Books that Teach Kids to Love Maths
Many parents remember how it felt to encounter maths in school for the first time. For many of us, years of hearing older brothers and sisters or cousins declaring how much they hated it, and how hard it was, were enough to make us hate the subject without giving it a chance.
A few years ago, a concerned parent came to Reddit to ask for help: he had enjoyed maths in his youth, but ended up majoring in literature because he felt his brain hadn’t been trained enough to be able to grasp more advanced mathematical concepts, and now that his child was growing up, he wanted to make sure that they were given the chance to develop their maths skills as well. Mathematicians and maths enthusiasts came together to offer some suggestions of activities that helped them realise just how much they enjoyed the subject, and it was revealed that many kids actually learned maths by not trying to learn maths at all – small, simple exercises that built upon mathematical concepts were enough to get them to really enjoy the subject.

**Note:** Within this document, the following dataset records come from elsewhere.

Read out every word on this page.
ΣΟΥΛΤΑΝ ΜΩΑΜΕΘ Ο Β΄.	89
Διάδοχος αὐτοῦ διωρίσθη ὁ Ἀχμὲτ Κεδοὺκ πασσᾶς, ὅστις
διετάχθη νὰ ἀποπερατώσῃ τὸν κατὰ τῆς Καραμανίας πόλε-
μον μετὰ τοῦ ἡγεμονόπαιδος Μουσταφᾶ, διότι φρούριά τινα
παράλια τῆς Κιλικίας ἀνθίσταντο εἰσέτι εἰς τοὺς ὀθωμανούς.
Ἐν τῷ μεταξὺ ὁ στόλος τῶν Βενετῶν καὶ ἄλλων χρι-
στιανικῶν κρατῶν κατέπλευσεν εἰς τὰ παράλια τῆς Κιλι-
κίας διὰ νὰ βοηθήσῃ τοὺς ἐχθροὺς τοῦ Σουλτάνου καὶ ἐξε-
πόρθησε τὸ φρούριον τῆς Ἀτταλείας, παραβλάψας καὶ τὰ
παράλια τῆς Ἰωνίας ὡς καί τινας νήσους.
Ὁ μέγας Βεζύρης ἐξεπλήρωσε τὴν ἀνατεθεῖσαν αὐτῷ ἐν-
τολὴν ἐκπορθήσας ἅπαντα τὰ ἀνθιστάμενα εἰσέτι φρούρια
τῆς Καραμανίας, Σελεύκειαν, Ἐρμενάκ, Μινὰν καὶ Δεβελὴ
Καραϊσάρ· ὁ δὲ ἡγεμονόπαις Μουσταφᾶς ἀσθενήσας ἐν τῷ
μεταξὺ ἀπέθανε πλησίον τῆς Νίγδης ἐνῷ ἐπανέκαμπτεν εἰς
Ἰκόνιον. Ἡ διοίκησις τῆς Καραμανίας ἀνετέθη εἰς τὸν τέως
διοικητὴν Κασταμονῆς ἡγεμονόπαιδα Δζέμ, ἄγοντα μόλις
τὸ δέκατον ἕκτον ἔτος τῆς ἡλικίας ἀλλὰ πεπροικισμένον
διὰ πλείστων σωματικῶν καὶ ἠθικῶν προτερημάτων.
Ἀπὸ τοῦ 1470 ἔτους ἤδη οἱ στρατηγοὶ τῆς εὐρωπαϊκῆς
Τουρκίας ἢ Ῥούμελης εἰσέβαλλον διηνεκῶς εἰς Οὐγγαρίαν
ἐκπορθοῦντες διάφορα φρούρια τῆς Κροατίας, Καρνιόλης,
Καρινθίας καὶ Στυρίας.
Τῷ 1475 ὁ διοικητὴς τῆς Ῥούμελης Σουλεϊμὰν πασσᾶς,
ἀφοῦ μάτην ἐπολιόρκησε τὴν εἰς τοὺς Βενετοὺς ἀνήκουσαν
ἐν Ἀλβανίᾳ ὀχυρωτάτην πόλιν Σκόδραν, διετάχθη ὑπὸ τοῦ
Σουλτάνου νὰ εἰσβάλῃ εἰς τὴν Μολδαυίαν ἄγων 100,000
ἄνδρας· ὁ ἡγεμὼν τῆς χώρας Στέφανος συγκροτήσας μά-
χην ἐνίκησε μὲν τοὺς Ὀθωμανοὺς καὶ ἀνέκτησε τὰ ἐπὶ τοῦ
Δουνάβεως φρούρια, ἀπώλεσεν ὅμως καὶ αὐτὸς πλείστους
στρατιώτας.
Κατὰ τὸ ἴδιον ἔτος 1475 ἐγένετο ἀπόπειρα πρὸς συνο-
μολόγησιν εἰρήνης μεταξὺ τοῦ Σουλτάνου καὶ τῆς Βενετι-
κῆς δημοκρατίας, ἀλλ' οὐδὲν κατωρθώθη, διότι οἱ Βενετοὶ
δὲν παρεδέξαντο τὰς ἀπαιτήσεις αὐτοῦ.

If you have children who seem to be disinterested in maths, perhaps an approach that differs from what they’re doing in school could help. As one redditor said, “Also, if they find school math boring because it’s just computation, try to show them why it’s necessary to learn some computation, but also try to show them that this isn’t what mathematics is about.” These days, there are several different books that have been made to try and help children understand the practical applications of maths. Here are some books that you may want to consider:
1. Zin! Zin! Zin! A Violin by Marjorie Priceman
If you have a child who seems to be more inclined towards the musical arts, Marojie Priceman’s Zin! Zin! Zin! A Violin would be a good start. This colourful counting book is written in such a way that the rhythmic verse “echoes the sounds that the various instruments in the orchestra create”, and it not only allows kids to learn about the instruments, but helps them become more familiar with simple arithmetic.
2. This is Not a Maths Book by Anna Weltman
Kids who like creating with their hands and are more artistic will probably enjoy Anna Weltman’s This is Not a Maths Book. Recently featured in a blog post on Tootsa MacGinty, the book teaches kids how to create visual art using simple mathematical concepts – “From simple geometric patterns to fascinating fractal art, to awesome anamorphic art, and cool celtic knots, discover the beauty in maths, and the maths in beauty.” It’s a great way to teach your kids that you can love maths and art at the same time.
3. Math Fables by Greg Tang
Children who enjoy reading stories are sure to learn a lot from Greg Tang’s Math Fables, a book that illustrates maths concepts in colourful, “winsome” fables. Inspiring, fun, and entertaining, the book “encourages kids to see the basics of addition and subtraction in entirely new ways,” and it’s excellent material for reading with the children before bed as well. Greg has a range of different maths books for different ages as well, most of which can be found through Greg Tang Math.